The animation for the poem Grass is composed of two simple gestures, walking and picking up flowers. It happened that, while I was working on the poem, a builder came to my studio to repair the existing damaged floor. I reluctantly asked him whether he would like to help me with some shooting, which I needed as a reference for the animation—the picking up of flowers, and to my surprise, he enthusiastically agreed. And through the screen of my camera, I saw him repeating this gesture a couple of times in a very simple and beautiful way, and the rhythm was set there and I kept it as it was in the subsequent drawn frames. I liked how these foreign gestures coming somehow from afar, converged into the poem, where they met other gestures and other rhythms carried by words. This is just an example, but there are many other examples of outside occurrences, materials, and temporalities that altered the work on the animations. The enjambment technique you mentioned, I think this is a nice way to frame the animations.
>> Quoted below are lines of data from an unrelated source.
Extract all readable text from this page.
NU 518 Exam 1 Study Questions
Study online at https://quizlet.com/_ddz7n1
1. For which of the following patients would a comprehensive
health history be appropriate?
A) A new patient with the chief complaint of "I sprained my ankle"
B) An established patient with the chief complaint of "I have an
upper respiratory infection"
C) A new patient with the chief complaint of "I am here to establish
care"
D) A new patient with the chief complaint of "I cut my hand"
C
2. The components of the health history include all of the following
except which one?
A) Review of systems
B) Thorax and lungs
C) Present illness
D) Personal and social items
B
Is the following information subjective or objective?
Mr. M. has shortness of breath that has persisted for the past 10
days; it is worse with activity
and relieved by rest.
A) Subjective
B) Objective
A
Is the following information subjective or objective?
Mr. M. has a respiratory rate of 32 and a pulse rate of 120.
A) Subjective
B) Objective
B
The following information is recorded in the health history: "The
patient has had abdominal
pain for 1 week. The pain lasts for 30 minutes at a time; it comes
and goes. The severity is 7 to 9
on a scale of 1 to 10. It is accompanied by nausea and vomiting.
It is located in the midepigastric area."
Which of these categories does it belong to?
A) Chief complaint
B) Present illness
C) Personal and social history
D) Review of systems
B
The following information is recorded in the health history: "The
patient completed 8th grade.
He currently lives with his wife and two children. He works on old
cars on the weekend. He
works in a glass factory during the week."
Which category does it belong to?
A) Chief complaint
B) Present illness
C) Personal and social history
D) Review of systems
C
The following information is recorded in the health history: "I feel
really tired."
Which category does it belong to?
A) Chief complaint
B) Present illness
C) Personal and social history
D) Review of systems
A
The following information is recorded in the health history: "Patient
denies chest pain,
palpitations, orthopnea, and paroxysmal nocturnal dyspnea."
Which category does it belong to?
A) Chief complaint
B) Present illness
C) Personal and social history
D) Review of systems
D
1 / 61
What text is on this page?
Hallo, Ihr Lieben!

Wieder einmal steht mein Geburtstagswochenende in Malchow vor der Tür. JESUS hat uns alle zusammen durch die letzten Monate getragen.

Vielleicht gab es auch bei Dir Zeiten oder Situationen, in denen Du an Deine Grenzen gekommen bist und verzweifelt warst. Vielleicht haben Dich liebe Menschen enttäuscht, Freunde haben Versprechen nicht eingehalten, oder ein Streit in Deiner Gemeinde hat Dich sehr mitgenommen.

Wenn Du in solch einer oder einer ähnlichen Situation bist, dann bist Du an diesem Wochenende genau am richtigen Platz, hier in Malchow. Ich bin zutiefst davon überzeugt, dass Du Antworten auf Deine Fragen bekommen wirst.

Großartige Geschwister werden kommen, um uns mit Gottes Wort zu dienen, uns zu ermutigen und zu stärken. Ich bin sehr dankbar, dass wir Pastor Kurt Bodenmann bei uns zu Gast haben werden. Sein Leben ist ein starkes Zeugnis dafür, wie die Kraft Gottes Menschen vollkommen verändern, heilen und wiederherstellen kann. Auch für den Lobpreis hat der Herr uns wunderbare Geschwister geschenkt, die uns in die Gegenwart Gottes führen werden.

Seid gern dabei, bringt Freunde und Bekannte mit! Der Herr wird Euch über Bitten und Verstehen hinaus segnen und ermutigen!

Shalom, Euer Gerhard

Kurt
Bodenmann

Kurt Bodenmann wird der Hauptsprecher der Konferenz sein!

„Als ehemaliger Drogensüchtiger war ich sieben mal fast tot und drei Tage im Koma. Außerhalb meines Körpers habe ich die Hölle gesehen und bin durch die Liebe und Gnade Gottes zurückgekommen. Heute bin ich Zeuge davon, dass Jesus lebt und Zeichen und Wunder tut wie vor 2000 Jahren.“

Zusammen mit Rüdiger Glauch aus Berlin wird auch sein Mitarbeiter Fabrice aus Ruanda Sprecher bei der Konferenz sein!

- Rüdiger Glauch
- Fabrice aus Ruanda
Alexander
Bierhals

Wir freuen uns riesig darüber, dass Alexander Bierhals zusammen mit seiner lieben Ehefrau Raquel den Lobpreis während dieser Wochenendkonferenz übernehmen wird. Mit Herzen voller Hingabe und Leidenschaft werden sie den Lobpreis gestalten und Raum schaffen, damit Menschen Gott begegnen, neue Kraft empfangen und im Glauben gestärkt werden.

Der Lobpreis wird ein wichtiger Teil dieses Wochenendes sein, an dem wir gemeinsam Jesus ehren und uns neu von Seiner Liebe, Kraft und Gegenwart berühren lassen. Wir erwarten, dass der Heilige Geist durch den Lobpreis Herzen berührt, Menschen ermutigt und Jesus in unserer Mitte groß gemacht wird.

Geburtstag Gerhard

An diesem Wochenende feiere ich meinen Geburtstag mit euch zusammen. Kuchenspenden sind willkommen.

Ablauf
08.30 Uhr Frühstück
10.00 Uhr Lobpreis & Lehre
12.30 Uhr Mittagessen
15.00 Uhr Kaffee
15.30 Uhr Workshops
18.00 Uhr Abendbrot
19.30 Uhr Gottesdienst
Some might perceive the video material as a (re)reading of the initial text, or as a giving-receiving of information, if the focus is on one single poem. But if seen in its totality, Polyphonic appears more like the result of a manifold number of exchanges, supplementations, substitutions among words and images, taking place inside the body of one single poem and, at the same time, circulating from one poem to another. Some animations are good, some are not so good. To experience some sort of indeterminacy, to draw tangents here and there, to place oneself at the intersection of document and fiction, these are interesting possibilities, positions in relation to Polyphonic.

There is an obvious political choice in featuring (only?) Romanian poets of non-Romanian heritages. What is the rationale behind it? And, are you going to stay the course for the future Polyphonic projects as well?

SN: Livia Ștefan and Claudiu Komartin (who joined the group poem) are of Romanian heritage. The choice reflected the values associated with the particular political and historical context I mentioned at the beginning: diversity, dialogue, solidarity, collaboration. They are, nevertheless, equally relevant for our global yet deeply divided world. Living in London, I have become even keener to actively promote them through my projects since Brexit; it's the least I can do.

Romanian literature has a strong performance poetry tradition fervently manifest nowadays as well. Do you relate to that fervent milieu in any way?

SN: I am, primarily, a visual art curator. Over the years I have worked with a wide range of art forms, but I started to curate live poetry events only in 2016, the first one marking the 100th anniversary of the emergence of Dada. I tried then to contextualize the experimental poetry of today in relation to its first expressions created by the authors of the historical avant-garde. The event was so successful that it became a constant feature of the Bucharest International Festival of Poetry. A subsequent event was inspired by Paul Klee’s quote “A line is a dot that went for a walk.” Whether it is a line in poetry or drawing, I see it spiraling, morphing into texts and books, graphics and typography, maps and topography, collages/assemblages and objects, music and sound, still and moving images, a line made by walking, a picket line and lines of code. I like to think that this is my main contribution to the developments you rightly describe. Cross-pollination enhancing the potential of the poetic voice to re-enchant the world.